Да-а-а… Тяжелый случай. Из гимназического курса истории я помнил, что воевать друг с другом ради власти в Империи германским государствам не привыкать, но последний раз такое было лет уже полтораста назад. Впрочем, и в оставленном мною мире такое бывало. Ладно, в конце концов это их, немцев, дело.

— Сложность тут заключается в том, — продолжал доктор, — что в Мюнхене очень сильна имперская партия. То есть, австрийская партия, если называть вещи своими именами. Ее возглавляет первый министр королевства граф Руфельд, поэтому «теней Империи» в Баварии намного больше, чем у нас в Пруссии, и чувствуют они себя здесь куда более свободно.

— Вот как? То есть получается, что Империя через свои «тени» как-то причастна к похищению баронессы? — только в политику вляпаться не хватало!

— Знаете, экселленц, — задумчиво проговорил Грубер, — мне бы очень этого не хотелось, но боюсь, что так и есть. Впрочем, в любом случае нам следует найти баронессу Майхоффен.

— Не только найти, доктор, — поправил я его. — Не только найти. Но и освободить.

Доктор Грубер молча проделал свой фирменный трюк с поклоном-кивком. Однако сейчас это было похоже именно на поклон несколько больше, чем обычно.

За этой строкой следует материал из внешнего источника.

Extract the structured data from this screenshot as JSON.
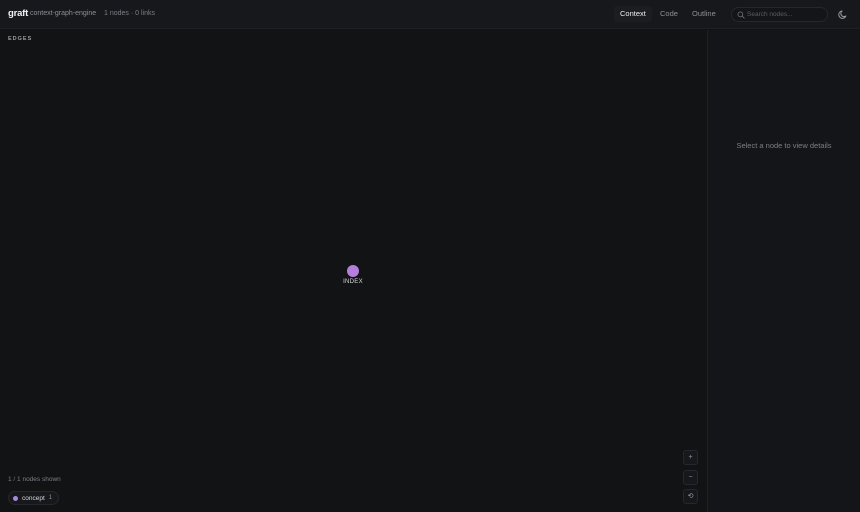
{
  "header": {
    "brand": "graft",
    "project": "context-graph-engine",
    "stats": "1 nodes · 0 links",
    "tabs": [
      {
        "label": "Context",
        "active": true
      },
      {
        "label": "Code",
        "active": false
      },
      {
        "label": "Outline",
        "active": false
      }
    ],
    "search": {
      "placeholder": "Search nodes...",
      "value": "",
      "icon": "search-icon"
    },
    "theme_toggle_icon": "moon-icon"
  },
  "canvas": {
    "edges_label": "EDGES",
    "nodes": [
      {
        "label": "INDEX",
        "type": "concept",
        "color": "#b47fdc"
      }
    ],
    "nodes_shown": "1 / 1 nodes shown",
    "legend": [
      {
        "name": "concept",
        "count": "1",
        "color": "#a58cd8"
      }
    ],
    "zoom_controls": {
      "zoom_in": "+",
      "zoom_out": "−",
      "reset": "⟲"
    }
  },
  "details_panel": {
    "empty_message": "Select a node to view details"
  },
  "colors": {
    "background": "#121315",
    "topbar": "#17181b",
    "node": "#b47fdc"
  }
}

…Летний день тем временем вступал в свои законные права, солнце поднималось выше, а останавливаться у колодцев приходилось чаще. Переехав Дунай через мост в Деггендорфе, и проехав эту крупную деревню, мы неожиданно для себя оказались в совершенно другой местности, чем та, по которой двигались до сих пор. Если до Деггендорфа дорога пролегала по равнине и с обеих сторон ее обступали небольшие, пусть и многочисленные рощицы и лесочки, то сейчас наша повозка весело катилась среди пологих холмов, поросших густыми смешанными лесами. Впечатленные открывшимся видом, мы в восхищении осматривались, а Альберт даже попытался прямо на ходу что-то рифмовать.

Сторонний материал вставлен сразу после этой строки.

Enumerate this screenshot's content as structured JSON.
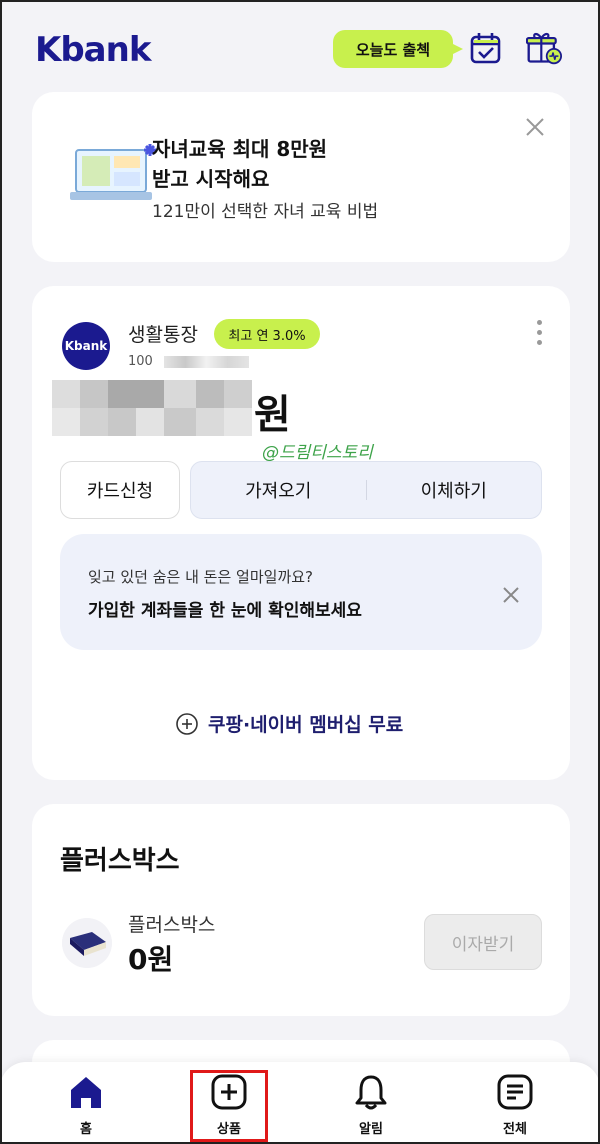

— Байервальд[27], — пояснил Герхард. — Правда же, красиво?

Спорить никому из нас в голову не пришло. Красиво, да. Еще как красиво! И не только красиво, кстати говоря. Из-за холмистого рельефа и обилия деревьев мы намного чаще ехали через тенистые участки дороги, чем это было на правом берегу Дуная.

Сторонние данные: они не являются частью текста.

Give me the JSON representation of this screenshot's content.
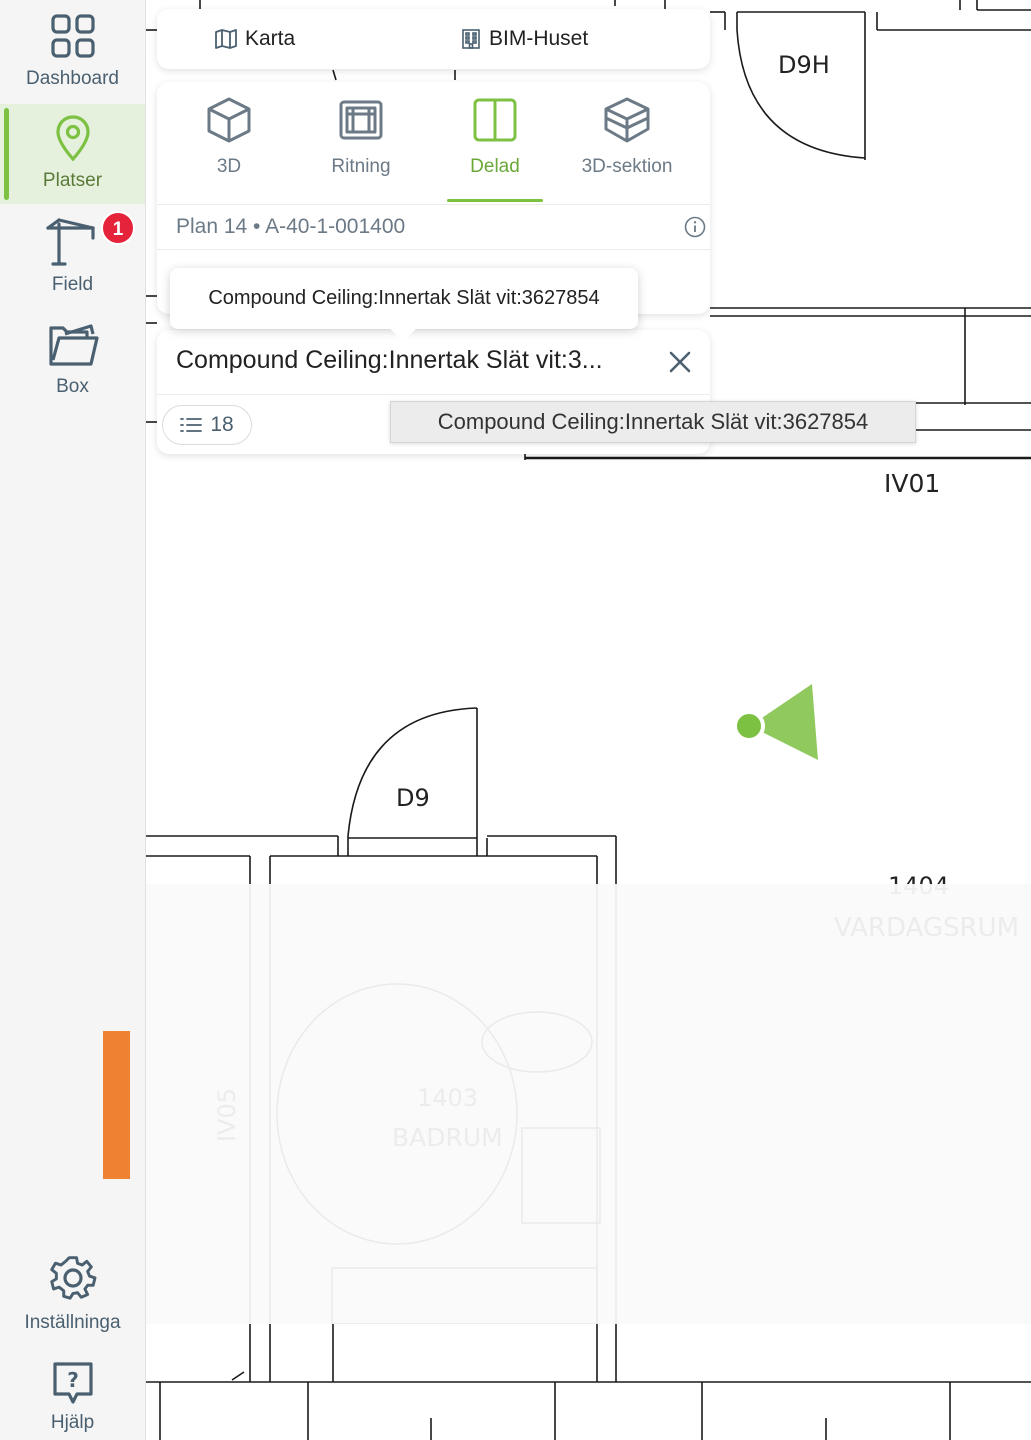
{
  "sidebar": {
    "items": [
      {
        "label": "Dashboard",
        "icon": "dashboard-icon"
      },
      {
        "label": "Platser",
        "icon": "location-pin-icon",
        "active": true
      },
      {
        "label": "Field",
        "icon": "crane-icon",
        "badge": "1"
      },
      {
        "label": "Box",
        "icon": "folder-icon"
      }
    ],
    "bottom_items": [
      {
        "label": "Inställninga",
        "icon": "gear-icon"
      },
      {
        "label": "Hjälp",
        "icon": "help-icon"
      }
    ]
  },
  "top_toggle": {
    "map_label": "Karta",
    "map_icon": "map-icon",
    "building_label": "BIM-Huset",
    "building_icon": "building-icon"
  },
  "view_modes": {
    "items": [
      {
        "label": "3D",
        "icon": "cube-icon"
      },
      {
        "label": "Ritning",
        "icon": "drawing-icon"
      },
      {
        "label": "Delad",
        "icon": "split-view-icon",
        "active": true
      },
      {
        "label": "3D-sektion",
        "icon": "cube-section-icon"
      }
    ]
  },
  "plan": {
    "label": "Plan 14 • A-40-1-001400"
  },
  "tooltip_top": "Compound Ceiling:Innertak Slät vit:3627854",
  "object_card": {
    "title": "Compound Ceiling:Innertak Slät vit:3...",
    "count": "18"
  },
  "tooltip_hover": "Compound Ceiling:Innertak Slät vit:3627854",
  "floorplan": {
    "labels": {
      "door_d9h": "D9H",
      "door_d9": "D9",
      "wall_iv01": "IV01",
      "partial_top": "D9H",
      "room_1404_num": "1404",
      "room_1404_name": "VARDAGSRUM",
      "room_1403_num": "1403",
      "room_1403_name": "BADRUM",
      "wall_iv05": "IV05"
    }
  },
  "colors": {
    "accent_green": "#7cc142",
    "badge_red": "#e5243b",
    "orange": "#ef8230",
    "sidebar_bg": "#f5f5f5"
  }
}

…Обсудив наши дальнейшие действия, мы решили начать с официальной части, посетив управление земельной стражи. Как и обещал фон Штеккен, упомянутое доктором Грубером «недопонимание» с полицмейстером фон Прюллем вызвало у ротмистра Бека, пожилого и на вид изрядно потрепанного жизнью служаки, одобрительную ухмылку.

— Вы же через Графенау ехали? — спросил он.

Это да, ехали мы как раз так. Альберт все порывался посмотреть по сторонам, пока проезжали эту то ли большую деревню, то ли малюсенький городок, но мы с доктором от такого любопытства его удержали. Нечего пока что показывать всем и каждому свое присутствие, фон Прюлль, если не дурак, должен был бы снабдить похитителей нашими приметами.

— Там сейчас люди фон Прюлля отираются, — сказал Бек, услышав что Графенау мы проезжали. — Что они там забыли, не знаю, да и знать не хочу, сказать по чести. Делать им тут у нас, как по мне, нечего.

И тут Альберт не выдержал — выложил всю историю с похищением баронессы фон Майхоффен и всеми его последствиями, имеющими место на текущий момент. Мы с доктором недовольно переглянулись, но это единственное, что здесь и сейчас можно было сделать.

Ротмистр Бек задумчиво пожевал губами, медленно переложил несколько бумажек на столе и веско сказал:

— По службе я пока никаких сообщений и указаний на сей счет не получал. Поэтому так: я велю записать ваше обращение ко мне, вы его подпишите, но дату ставить пока не будем. Иначе мне придется подать это наверх, а оттуда все спустится в том числе и фон Прюллю. А я тем временем подумаю, что тут можно сделать. Вы где остановиться собираетесь?

— В Хютенхофе, — ответил доктор.

— У Пастера, значит, — усмехнулся ротмистр. — Хорошее место. Если что, буду знать, куда за вами послать.

Ну да, как и говорил фон Штеккен — и помощи особой нет, и помех не просматривается. Впрочем, и так куда лучше, чем оно было в Пассау.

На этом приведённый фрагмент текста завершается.